Some of the front runners for taking payments on WooCommerce stores don’t take any sensitive details on your site. For example, Stripe puts a little popup on your site at the payment stage, and the information your customer puts in is encrypted and sent straight to Stripe.
So you would think that takes care of credit card security. Not so. If your site is hacked, the hacker can, for example, execute a ‘man in the middle’ attack. Your customer thinks they are going to Paypal or Stripe, but secretly they are being led off to something that looks like them but really it is giving your customers details to the hacker who has put a lookalike page over the real page.
That’s just one issue. They are not impossible to overcome – after all, WooCommerce powers an awful lot of stores both big and small – but you have to take steps to keep your site secure.
A Good Web Host
A good web host will complement the hard work you put into making your site load fast. A bad web host will overstretch resources, fail to guard your site from having its resources hogged by another site on the same server. It can even let in a hacker via the level above your site on the server.
A good web host will take regular backups. And they will make extra backups available to you so you can store them somewhere else – a copy on your hard drive and a copy with something like Amazon AWS, for example.
Managed shared hosting is an option, where they take care of optimisation, backups, and security – with a bigger monthly cost.
A virtual private server (VPS) is the next step up, but that requires a lot more technical skill. There are services that will act as a kind of intermediary or control panel to help set up your site on a VPS, but if it is already starting to give you a headache, it’s something to think about further down the line.
It takes a lot of reading to find accurate data on good versus bad web hosts. I generally look at Review Signal’s benchmarks as a starting point.
A fast web host on shared hosting with cPanel should be around $20/month. Access to top-notch WordPress themes that show off your store to its best advantage will be, let’s say, $100/year. WooCommerce itself is free, but you might need some extensions to get your store to do exactly what you want. Or maybe not.

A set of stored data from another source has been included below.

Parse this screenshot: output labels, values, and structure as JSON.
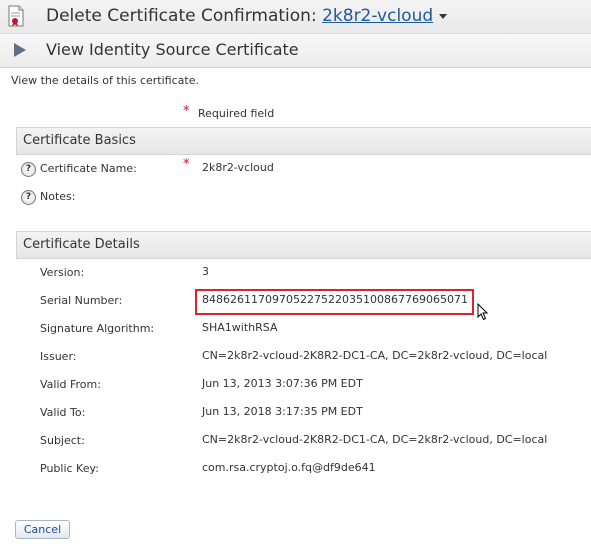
{
  "header": {
    "title_prefix": "Delete Certificate Confirmation: ",
    "title_link": "2k8r2-vcloud"
  },
  "subheader": {
    "title": "View Identity Source Certificate"
  },
  "description": "View the details of this certificate.",
  "required": {
    "star": "*",
    "text": "Required field"
  },
  "basics": {
    "heading": "Certificate Basics",
    "name_label": "Certificate Name:",
    "name_star": "*",
    "name_value": "2k8r2-vcloud",
    "notes_label": "Notes:",
    "help_glyph": "?"
  },
  "details": {
    "heading": "Certificate Details",
    "rows": [
      {
        "label": "Version:",
        "value": "3"
      },
      {
        "label": "Serial Number:",
        "value": "84862611709705227522035100867769065071"
      },
      {
        "label": "Signature Algorithm:",
        "value": "SHA1withRSA"
      },
      {
        "label": "Issuer:",
        "value": "CN=2k8r2-vcloud-2K8R2-DC1-CA, DC=2k8r2-vcloud, DC=local"
      },
      {
        "label": "Valid From:",
        "value": "Jun 13, 2013 3:07:36 PM EDT"
      },
      {
        "label": "Valid To:",
        "value": "Jun 13, 2018 3:17:35 PM EDT"
      },
      {
        "label": "Subject:",
        "value": "CN=2k8r2-vcloud-2K8R2-DC1-CA, DC=2k8r2-vcloud, DC=local"
      },
      {
        "label": "Public Key:",
        "value": "com.rsa.cryptoj.o.fq@df9de641"
      }
    ]
  },
  "footer": {
    "cancel_label": "Cancel"
  },
  "colors": {
    "link": "#1c5a9e",
    "required": "#c0172d",
    "highlight": "#d9232e"
  }
}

So that’s $300/year or more.
WordPress.com has a business plan that enables you to use your own domain name, use any of their premium themes, add plugins, change the CSS, set up WooCommerce, and set up Google Analytics. It also offers unlimited storage, but I can’t see that being an issue because it would take a huge store with many thousands of products to make storage an issue.
I have the Premium plan here on WordPress.com. It’s one step down from the business plan, which I haven’t tried. I haven’t tried the business plan because my partner and I already have our e-commerce store set up on a self-hosted site and I can’t see any reason to change.
But if I was starting again I would look at the WordPress.com business plan option (affiliate link) because the two big things that are taken care of – optimisation and security.
Here’s the list of what the business plan offers for £20/month in the UK (not sure what the cost is in other parts of the world – click the link and find out – it should geolocate to wherever you are).
- Google Analytics support
- Unlimited storage
- Remove WordPress.com branding
- Custom Domain Name
- Jetpack Essentials
- Email & Live Chat Support
- Unlimited Premium Themes
- Advanced Design Customization
- monetisation (WordAds, Adsense and affiliate ads)
- add plugins
Squarespace (£21/month in the UK) and Shopify ($29/month) are the front runners.
I think the biggest reason I would choose WordPress.com over either of these is that if at some point I wanted to self-host my store, I could export all my settings/database information/themes/etc . I don’t think you can do this with Squarespace or Shopify.